I can't get the defrag way to work.

What is the right command to do it?

->df -hT .
Filesystem     Type   Size  Used Avail Use% Mounted on
/dev/loop1     btrfs  1,0G  868M   49M  95% /srv/btrtest2

->btrfs fi du .
      Total   Exclusive  Set shared  Filename
      0.00B       0.00B           -  ./runtest.sh
    8.00KiB     8.00KiB           -  ./test1
    8.00KiB     8.00KiB           -  ./test2
    8.00KiB     8.00KiB           -  ./test3
    8.00KiB     8.00KiB           -  ./test4
    8.00KiB     8.00KiB           -  ./test5
    8.00KiB     8.00KiB           -  ./test6
    8.00KiB     8.00KiB           -  ./test7
    8.00KiB     8.00KiB           -  ./test8
    8.00KiB     8.00KiB           -  ./test9
    8.00KiB     8.00KiB           -  ./test10
    8.00KiB     8.00KiB           -  ./test11
    8.00KiB     8.00KiB           -  ./test12
    8.00KiB     8.00KiB           -  ./test13
    8.00KiB     8.00KiB           -  ./test14
    8.00KiB     8.00KiB           -  ./test15
  120.00KiB   120.00KiB       0.00B  .
-> btrfs fi de -t 128M *
-> sync
-> df -hT .
Filesystem     Type   Size  Used Avail Use% Mounted on
/dev/loop1     btrfs  1,0G  868M   49M  95% /srv/btrtest2

That's odd, what you used _should_ do it.
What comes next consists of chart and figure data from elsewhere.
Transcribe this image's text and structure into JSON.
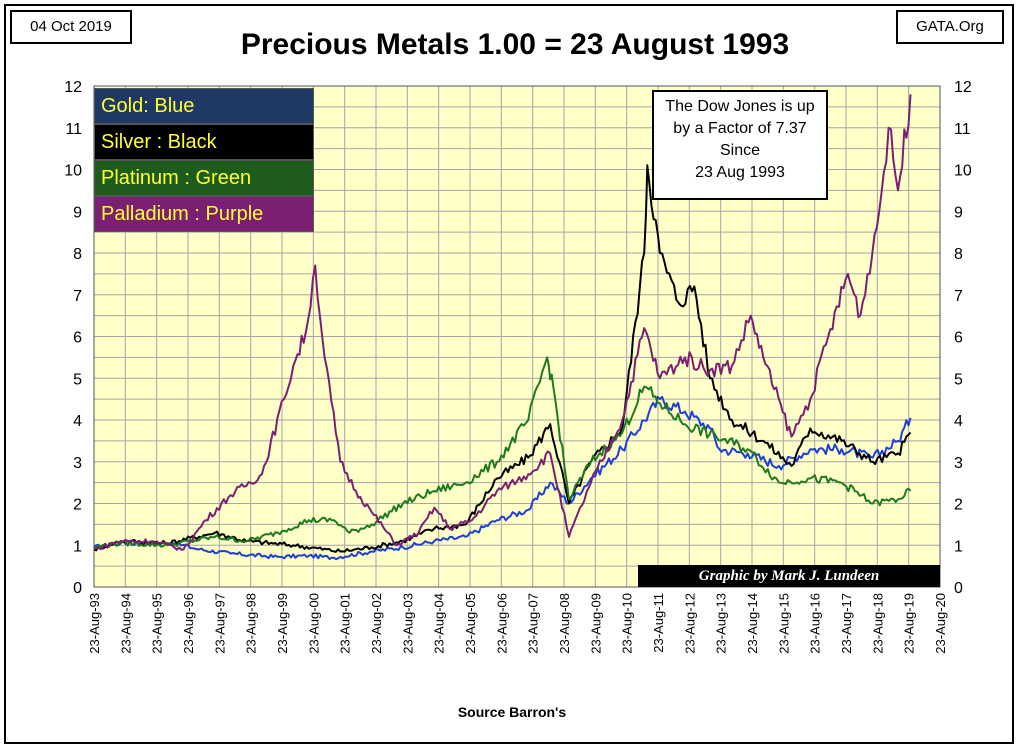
{
  "header": {
    "date": "04 Oct 2019",
    "source": "GATA.Org",
    "title": "Precious Metals  1.00 = 23 August 1993"
  },
  "legend": [
    {
      "label": "Gold: Blue",
      "bg": "#1f3864"
    },
    {
      "label": "Silver : Black",
      "bg": "#000000"
    },
    {
      "label": "Platinum : Green",
      "bg": "#1e5c1e"
    },
    {
      "label": "Palladium : Purple",
      "bg": "#7b1f73"
    }
  ],
  "note": {
    "lines": [
      "The Dow Jones is up",
      "by a Factor of 7.37",
      "Since",
      "23 Aug 1993"
    ]
  },
  "credit": "Graphic by Mark J. Lundeen",
  "footer": "Source Barron's",
  "colors": {
    "plot_bg": "#ffffc8",
    "grid": "#a6a6a6",
    "gold": "#1f3fd6",
    "silver": "#000000",
    "platinum": "#1f7a1f",
    "palladium": "#7b1f73"
  },
  "chart_data": {
    "type": "line",
    "title": "Precious Metals  1.00 = 23 August 1993",
    "xlabel": "Source Barron's",
    "ylabel": "",
    "ylim": [
      0,
      12
    ],
    "xlim": [
      1993.64,
      2020.64
    ],
    "yticks": [
      0,
      1,
      2,
      3,
      4,
      5,
      6,
      7,
      8,
      9,
      10,
      11,
      12
    ],
    "xticks": [
      "23-Aug-93",
      "23-Aug-94",
      "23-Aug-95",
      "23-Aug-96",
      "23-Aug-97",
      "23-Aug-98",
      "23-Aug-99",
      "23-Aug-00",
      "23-Aug-01",
      "23-Aug-02",
      "23-Aug-03",
      "23-Aug-04",
      "23-Aug-05",
      "23-Aug-06",
      "23-Aug-07",
      "23-Aug-08",
      "23-Aug-09",
      "23-Aug-10",
      "23-Aug-11",
      "23-Aug-12",
      "23-Aug-13",
      "23-Aug-14",
      "23-Aug-15",
      "23-Aug-16",
      "23-Aug-17",
      "23-Aug-18",
      "23-Aug-19",
      "23-Aug-20"
    ],
    "grid": true,
    "legend_position": "top-left",
    "series": [
      {
        "name": "Gold: Blue",
        "color": "#1f3fd6",
        "points": [
          [
            1993.64,
            0.95
          ],
          [
            1994.5,
            1.05
          ],
          [
            1995.5,
            1.05
          ],
          [
            1996.2,
            1.05
          ],
          [
            1997.0,
            0.9
          ],
          [
            1998.0,
            0.8
          ],
          [
            1999.5,
            0.72
          ],
          [
            2000.5,
            0.75
          ],
          [
            2001.3,
            0.7
          ],
          [
            2002.5,
            0.85
          ],
          [
            2003.5,
            0.95
          ],
          [
            2004.5,
            1.1
          ],
          [
            2005.5,
            1.2
          ],
          [
            2006.5,
            1.6
          ],
          [
            2007.5,
            1.85
          ],
          [
            2008.2,
            2.5
          ],
          [
            2008.8,
            2.0
          ],
          [
            2009.5,
            2.6
          ],
          [
            2010.5,
            3.3
          ],
          [
            2011.7,
            4.5
          ],
          [
            2012.5,
            4.2
          ],
          [
            2013.3,
            3.8
          ],
          [
            2013.6,
            3.3
          ],
          [
            2014.5,
            3.2
          ],
          [
            2015.5,
            2.9
          ],
          [
            2016.5,
            3.3
          ],
          [
            2017.5,
            3.3
          ],
          [
            2018.5,
            3.1
          ],
          [
            2019.3,
            3.5
          ],
          [
            2019.7,
            4.05
          ]
        ]
      },
      {
        "name": "Silver : Black",
        "color": "#000000",
        "points": [
          [
            1993.64,
            0.9
          ],
          [
            1994.5,
            1.1
          ],
          [
            1996.0,
            1.05
          ],
          [
            1997.5,
            1.3
          ],
          [
            1998.5,
            1.1
          ],
          [
            2000.0,
            1.0
          ],
          [
            2001.5,
            0.85
          ],
          [
            2002.5,
            0.95
          ],
          [
            2003.5,
            1.1
          ],
          [
            2004.5,
            1.4
          ],
          [
            2005.5,
            1.5
          ],
          [
            2006.5,
            2.6
          ],
          [
            2007.5,
            3.1
          ],
          [
            2008.2,
            3.9
          ],
          [
            2008.8,
            2.0
          ],
          [
            2009.5,
            3.0
          ],
          [
            2010.5,
            3.8
          ],
          [
            2011.2,
            8.0
          ],
          [
            2011.3,
            10.1
          ],
          [
            2011.7,
            8.0
          ],
          [
            2012.3,
            6.8
          ],
          [
            2012.8,
            7.2
          ],
          [
            2013.3,
            5.0
          ],
          [
            2014.0,
            4.0
          ],
          [
            2015.0,
            3.5
          ],
          [
            2015.9,
            2.9
          ],
          [
            2016.5,
            3.8
          ],
          [
            2017.5,
            3.5
          ],
          [
            2018.5,
            3.0
          ],
          [
            2019.3,
            3.2
          ],
          [
            2019.7,
            3.7
          ]
        ]
      },
      {
        "name": "Platinum : Green",
        "color": "#1f7a1f",
        "points": [
          [
            1993.64,
            0.95
          ],
          [
            1994.5,
            1.05
          ],
          [
            1996.0,
            1.0
          ],
          [
            1997.5,
            1.2
          ],
          [
            1998.5,
            1.1
          ],
          [
            1999.5,
            1.3
          ],
          [
            2000.5,
            1.6
          ],
          [
            2001.3,
            1.6
          ],
          [
            2001.8,
            1.3
          ],
          [
            2002.5,
            1.5
          ],
          [
            2003.5,
            2.0
          ],
          [
            2004.5,
            2.3
          ],
          [
            2005.5,
            2.5
          ],
          [
            2006.5,
            3.0
          ],
          [
            2007.5,
            4.0
          ],
          [
            2008.1,
            5.5
          ],
          [
            2008.3,
            4.8
          ],
          [
            2008.8,
            2.1
          ],
          [
            2009.5,
            3.0
          ],
          [
            2010.5,
            3.7
          ],
          [
            2011.2,
            4.8
          ],
          [
            2011.7,
            4.4
          ],
          [
            2012.5,
            3.9
          ],
          [
            2013.5,
            3.6
          ],
          [
            2014.5,
            3.3
          ],
          [
            2015.5,
            2.5
          ],
          [
            2016.5,
            2.6
          ],
          [
            2017.5,
            2.5
          ],
          [
            2018.5,
            2.0
          ],
          [
            2019.3,
            2.1
          ],
          [
            2019.7,
            2.3
          ]
        ]
      },
      {
        "name": "Palladium : Purple",
        "color": "#7b1f73",
        "points": [
          [
            1993.64,
            0.9
          ],
          [
            1994.5,
            1.1
          ],
          [
            1995.5,
            1.1
          ],
          [
            1996.5,
            0.9
          ],
          [
            1997.2,
            1.6
          ],
          [
            1998.0,
            2.2
          ],
          [
            1999.0,
            2.7
          ],
          [
            1999.7,
            4.5
          ],
          [
            2000.0,
            5.3
          ],
          [
            2000.4,
            6.1
          ],
          [
            2000.7,
            7.7
          ],
          [
            2001.0,
            5.5
          ],
          [
            2001.5,
            3.0
          ],
          [
            2002.0,
            2.3
          ],
          [
            2002.5,
            1.8
          ],
          [
            2003.3,
            1.0
          ],
          [
            2004.0,
            1.3
          ],
          [
            2004.5,
            1.9
          ],
          [
            2005.0,
            1.4
          ],
          [
            2005.7,
            1.6
          ],
          [
            2006.5,
            2.3
          ],
          [
            2007.5,
            2.7
          ],
          [
            2008.2,
            3.2
          ],
          [
            2008.8,
            1.2
          ],
          [
            2009.5,
            2.5
          ],
          [
            2010.5,
            4.0
          ],
          [
            2011.2,
            6.2
          ],
          [
            2011.7,
            5.0
          ],
          [
            2012.5,
            5.5
          ],
          [
            2013.3,
            5.2
          ],
          [
            2014.0,
            5.3
          ],
          [
            2014.6,
            6.5
          ],
          [
            2015.0,
            5.5
          ],
          [
            2015.9,
            3.6
          ],
          [
            2016.5,
            4.5
          ],
          [
            2017.0,
            5.8
          ],
          [
            2017.7,
            7.5
          ],
          [
            2018.1,
            6.5
          ],
          [
            2018.7,
            9.0
          ],
          [
            2019.0,
            11.0
          ],
          [
            2019.3,
            9.5
          ],
          [
            2019.7,
            11.8
          ]
        ]
      }
    ]
  }
}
For some reason, it's not trying to rewrite things at all. In cases like this, you can force it to rewrite the data by telling it to compress the file using a different algorithm than whatever you have specified via mount options (or just compress it at all if you don't have compression enabled for the mount) and then re-defraging it with the original compression type.